Em fevereiro de 2025, a 6ª turma do STJ, no julgamento do habeas corpus 929.002/AL, afastou, por unanimidade, a tese de “racismo reverso” apresentada pelo Ministério Público do Estado de Alagoas em um processo por injúria racial movido contra um homem negro, que foi acusado de ofender um homem branco utilizando referências à sua cor da pele e à sua ascendência europeia.
O colegiado da Corte superior afastou a possibilidade de reconhecimento do “racismo reverso” por considerar que o racismo é um fenômeno estrutural, que historicamente afeta grupos minoritários. Assim, restou fixado o entendimento de que a injúria racial não se configura a partir de ofensas dirigidas a pessoas brancas exclusivamente em razão da sua cor de pele.
O Ministério Público do Estado de Alagoas apresentou uma denúncia contra um homem negro, por suposta prática de injúria racial contra um imigrante branco italiano, que estaria sendo chamado de “escravista cabeça branca europeia”, por meio de aplicativos de mensagens. O órgão acusador baseou a denúncia em suposta ofensa à raça europeia da pretensa vítima.
Segundo o ministro relator Og Fernandes, a injúria racial somente se caracteriza quando há uma relação de opressão histórica. A tipificação do crime de injúria racial visa resguardar grupos minoritários historicamente discriminados e a interpretação das normas deve considerar a realidade concreta e a proteção desses grupos, conforme diretrizes do protocolo de julgamento com perspectiva racial do CNJ, o qual reconhece o racismo como um fenômeno estrutural baseado na hierarquia historicamente imposta por grupos dominantes.
O objeto central do julgado em questão foi a interpretação teleológica da lei de racismo (lei 7.716/1989), notadamente no sentido de compreendê-la de acordo com o objetivo para o qual ela foi criada.

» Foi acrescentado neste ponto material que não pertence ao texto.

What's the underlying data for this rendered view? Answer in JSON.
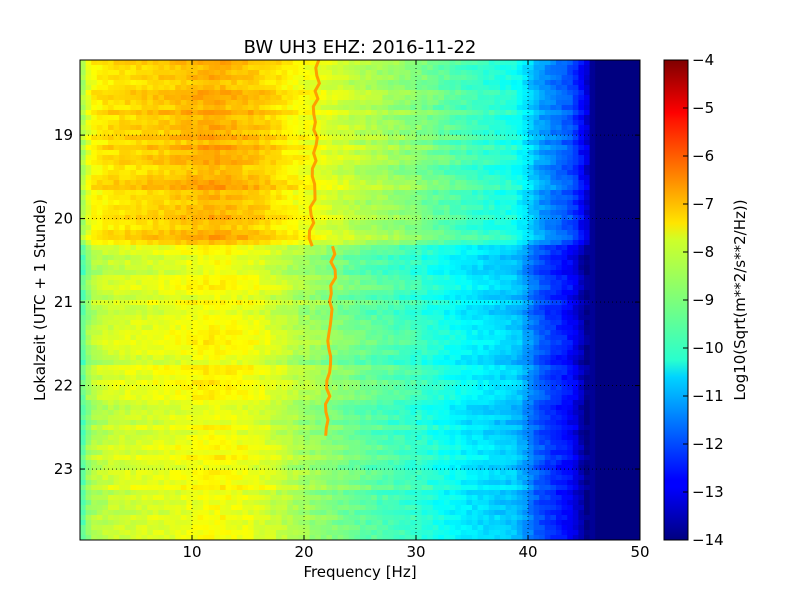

Com efeito, o art. 20-C da mencionada legislação dispõe que “na interpretação desta lei, o juiz deve considerar como discriminatória qualquer atitude ou tratamento dado à pessoa ou a grupos minoritários que cause constrangimento, humilhação, vergonha, medo ou exposição indevida, e que usualmente não se dispensaria a outros grupos em razão da cor, etnia, religião ou procedência”.
Nesse sentido, no entendimento do relator, a expressão “grupos minoritários” revela um traço muito mais político do que quantitativo, de modo que se refere não ao contingente populacional, mas àqueles que, ainda que numericamente majoritários, não estão igualmente representados nos espaços de poder.
Assim, a conclusão interpretativa utilizada no julgado visou preservar o bem jurídico tutelado pela norma que, no caso dos autos, seria o combate ao racismo estrutural contra pessoas negras.
Impende-se destacar que a decisão do STJ não impede que ofensas dirigidas a pessoas brancas sejam enquadradas no crime de injúria simples, mas afasta a possibilidade de tipificação como injúria racial em caso de ofensa baseada exclusivamente na cor da pele.
Portanto, o julgamento do STJ estabelece um precedente importante na interpretação das leis antirracistas no Brasil. Ao conceder o habeas corpus para afastar qualquer interpretação que considere a injúria racial aplicável a ofensas dirigidas a pessoas brancas exclusivamente por essa condição, rechaçando a tese falaciosa de "racismo reverso", a Corte reafirmou que a legislação não pode ser descontextualizada, devendo sempre considerar o papel histórico do racismo na exclusão de grupos racializados.